The mean-squared value error objective for policy evaluation is to minimize the mean-squared error between the true value function and the approximate value function:

\overline{VE} = \sum_{s\in S}\mu(s)[v_\pi(S) - \hat{v}(S, \mathbf{w})]^2 \tag{3}

where:
- \overline{VE} is the mean-squared value error
- \mu(s) is the state distribution
- v_\pi(s) is the true value of state s
- \hat{v}(s, \mathbf{w}) is the approximate value of state s with weights \mathbf{w}
the goal is to find the weights that minimize the mean-squared value error.
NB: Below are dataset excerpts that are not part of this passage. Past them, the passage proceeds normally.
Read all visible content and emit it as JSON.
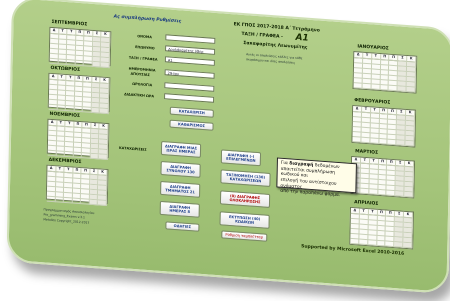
{
  "header": {
    "title_left": "Ας συμπλήρωση Ρυθμίσεις",
    "school": "ΕΚ ΓΠΟΣ 2017-2018 Α΄ Τετράμηνο",
    "class_label": "ΤΑΞΗ / ΓΡΑΦΕΑ -",
    "class_value": "Α1",
    "teacher": "Σακαφαρίτης Λεωνυμίτης",
    "subtitle1": "Αυτές οι απολεύσεις κάλλες για κάθε",
    "subtitle2": "ακυρόσιμου και όλες απολεύσεις"
  },
  "months": {
    "sep": "ΣΕΠΤΕΜΒΡΙΟΣ",
    "oct": "ΟΚΤΩΒΡΙΟΣ",
    "nov": "ΝΟΕΜΒΡΙΟΣ",
    "dec": "ΔΕΚΕΜΒΡΙΟΣ",
    "jan": "ΙΑΝΟΥΑΡΙΟΣ",
    "feb": "ΦΕΒΡΟΥΑΡΙΟΣ",
    "mar": "ΜΑΡΤΙΟΣ",
    "apr": "ΑΠΡΙΛΙΟΣ"
  },
  "weekdays": [
    "Δ",
    "Τ",
    "Τ",
    "Π",
    "Π",
    "Σ",
    "Κ"
  ],
  "form": {
    "name_label": "ΟΝΟΜΑ",
    "surname_label": "ΕΠΩΝΥΜΟ",
    "surname_value": "Δουλάκαρίτης (Θερ",
    "class_label": "ΤΑΞΗ / ΓΡΑΦΕΑ",
    "class_value": "Α1",
    "date_label1": "ΗΜΕΡΟΜΗΝΙΑ",
    "date_label2": "ΑΠΟΥΣΙΑΣ",
    "date_value": "29-Ιαν",
    "hour_label": "ΩΡΟΛΟΓΙΑ",
    "lesson_label": "ΔΙΔΑΚΤΙΚΗ ΩΡΑ"
  },
  "buttons": {
    "register": "ΚΑΤΑΧΩΡΙΣΗ",
    "clear": "ΚΑΘΑΡΙΣΜΟΣ",
    "group_label": "ΚΑΤΑΧΩΡΙΣΕΙΣ",
    "del_day": "ΔΙΑΓΡΑΦΗ ΜΙΑΣ ΩΡΑΣ ΗΜΕΡΑΣ",
    "del_selected": "ΔΙΑΓΡΑΦΗ (-) ΕΠΙΛΕΓΜΕΝΩΝ",
    "del_group": "ΔΙΑΓΡΑΦΗ ΣΥΝΟΛΟΥ 130",
    "sort": "ΤΑΞΙΝΟΜΗΣΗ (130) ΚΑΤΑΧΩΡΙΣΕΩΝ",
    "del_section": "ΔΙΑΓΡΑΦΗ ΤΜΗΜΑΤΟΣ 21",
    "del_all": "(0) ΔΙΑΓΡΑΦΗΣ ΟΛΟΚΛΗΡΩΣΗΣ",
    "del_date": "ΔΙΑΓΡΑΦΗ ΗΜΕΡΑΣ 8",
    "print": "ΕΚΤΥΠΩΣΗ (40) ΚΩΔΙΚΩΝ",
    "help": "ΟΔΗΓΙΕΣ",
    "settings": "Ρύθμιση ταμπλέτταρ"
  },
  "note": {
    "line1_pre": "Για ",
    "line1_b": "διαγραφή",
    "line1_post": " δεδομένων",
    "line2": "απαιτείται συμπλήρωση κωδικού και",
    "line3": "επιλογή του αντίστοιχου ονόματος",
    "line4": "από την παραπάνω φόρμα."
  },
  "footer": {
    "prog1": "Προγραμματισμός Απουσιολογίου",
    "prog2": "Pro_gramming_Exams v.3.1",
    "prog3": "Metallos Copyright_2012-2017",
    "supported": "Supported by Microsoft Excel 2010-2016"
  }
}
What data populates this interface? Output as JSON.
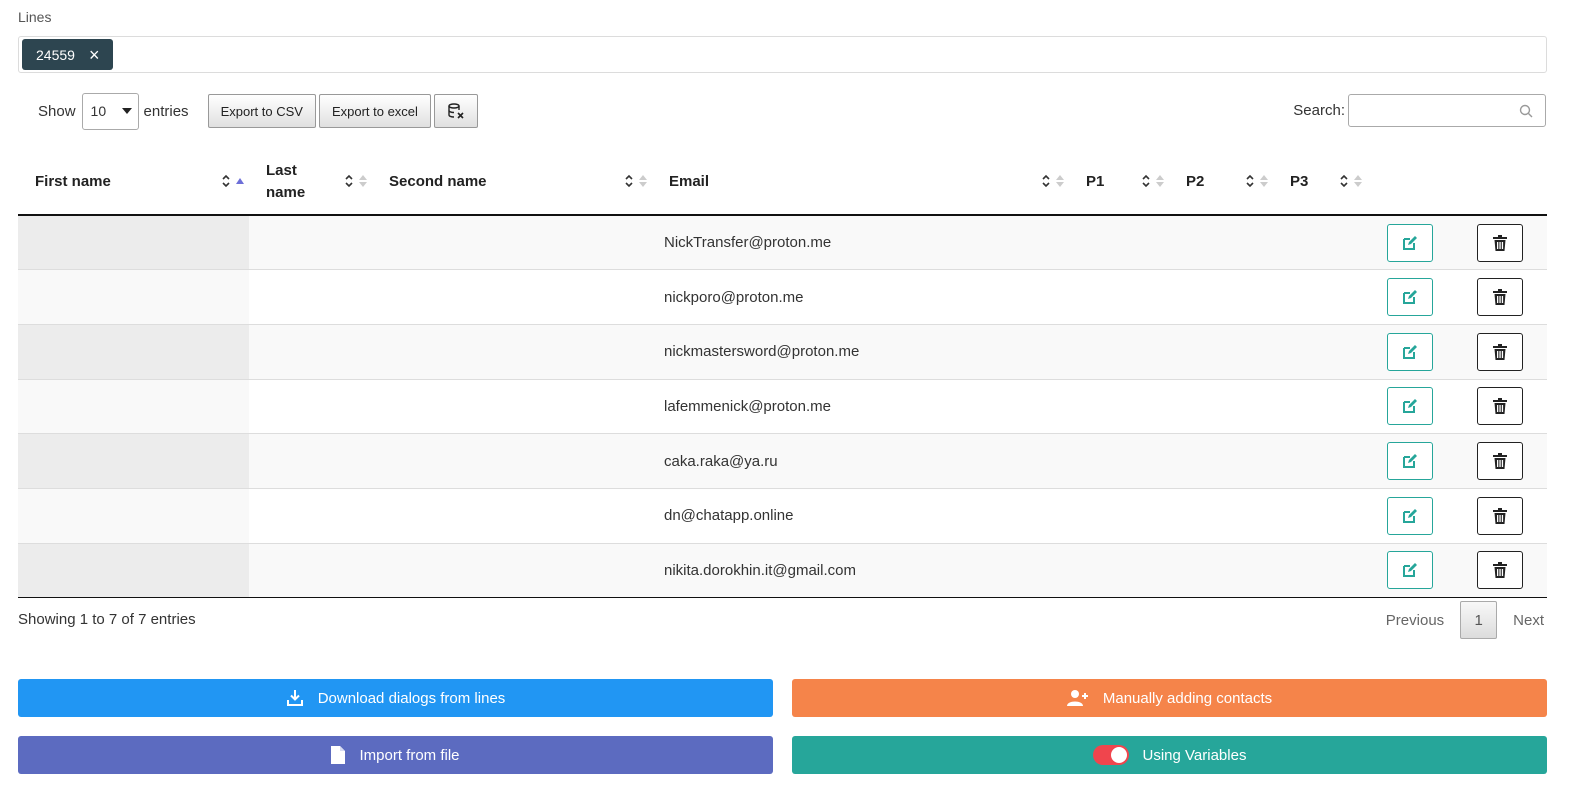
{
  "lines": {
    "label": "Lines",
    "tags": [
      {
        "value": "24559",
        "remove": "×"
      }
    ]
  },
  "toolbar": {
    "show_label": "Show",
    "entries_select": "10",
    "entries_label": "entries",
    "export_csv": "Export to CSV",
    "export_excel": "Export to excel",
    "clear_icon": "database-x-icon"
  },
  "search": {
    "label": "Search:",
    "value": ""
  },
  "table": {
    "columns": [
      "First name",
      "Last name",
      "Second name",
      "Email",
      "P1",
      "P2",
      "P3"
    ],
    "rows": [
      {
        "first": "",
        "last": "",
        "second": "",
        "email": "NickTransfer@proton.me",
        "p1": "",
        "p2": "",
        "p3": ""
      },
      {
        "first": "",
        "last": "",
        "second": "",
        "email": "nickporo@proton.me",
        "p1": "",
        "p2": "",
        "p3": ""
      },
      {
        "first": "",
        "last": "",
        "second": "",
        "email": "nickmastersword@proton.me",
        "p1": "",
        "p2": "",
        "p3": ""
      },
      {
        "first": "",
        "last": "",
        "second": "",
        "email": "lafemmenick@proton.me",
        "p1": "",
        "p2": "",
        "p3": ""
      },
      {
        "first": "",
        "last": "",
        "second": "",
        "email": "caka.raka@ya.ru",
        "p1": "",
        "p2": "",
        "p3": ""
      },
      {
        "first": "",
        "last": "",
        "second": "",
        "email": "dn@chatapp.online",
        "p1": "",
        "p2": "",
        "p3": ""
      },
      {
        "first": "",
        "last": "",
        "second": "",
        "email": "nikita.dorokhin.it@gmail.com",
        "p1": "",
        "p2": "",
        "p3": ""
      }
    ]
  },
  "footer": {
    "info": "Showing 1 to 7 of 7 entries",
    "previous": "Previous",
    "page": "1",
    "next": "Next"
  },
  "actions": {
    "download": "Download dialogs from lines",
    "manual": "Manually adding contacts",
    "import": "Import from file",
    "variables": "Using Variables"
  },
  "colors": {
    "tag": "#2d4550",
    "download": "#2196f3",
    "manual": "#f5844a",
    "import": "#5c6bc0",
    "variables": "#26a69a",
    "toggle_on": "#f0454d"
  }
}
Explaining the role of the state distribution in the objective

The state distribution \mu(s) is the long run probability of visiting the state s under the policy \pi.
This makes more sense if our markov chain is ergodic - i.e. we can reach any state from any other state by following some transition trajectory.
The state distribution is important because it determines how much we care about the error in each state.
The state distribution is usually unknown, and hard to estimate as it has complex dependencies on the policy and the environment.
We will later see a result that shows how we can avoid the need to know the state distribution.
In the diagram we see that the state distribution is a probability distribution over the states of the MDP and that there is little probability mass of visiting states at the edges of the state space.
The mean square error has less impact in these low probability states.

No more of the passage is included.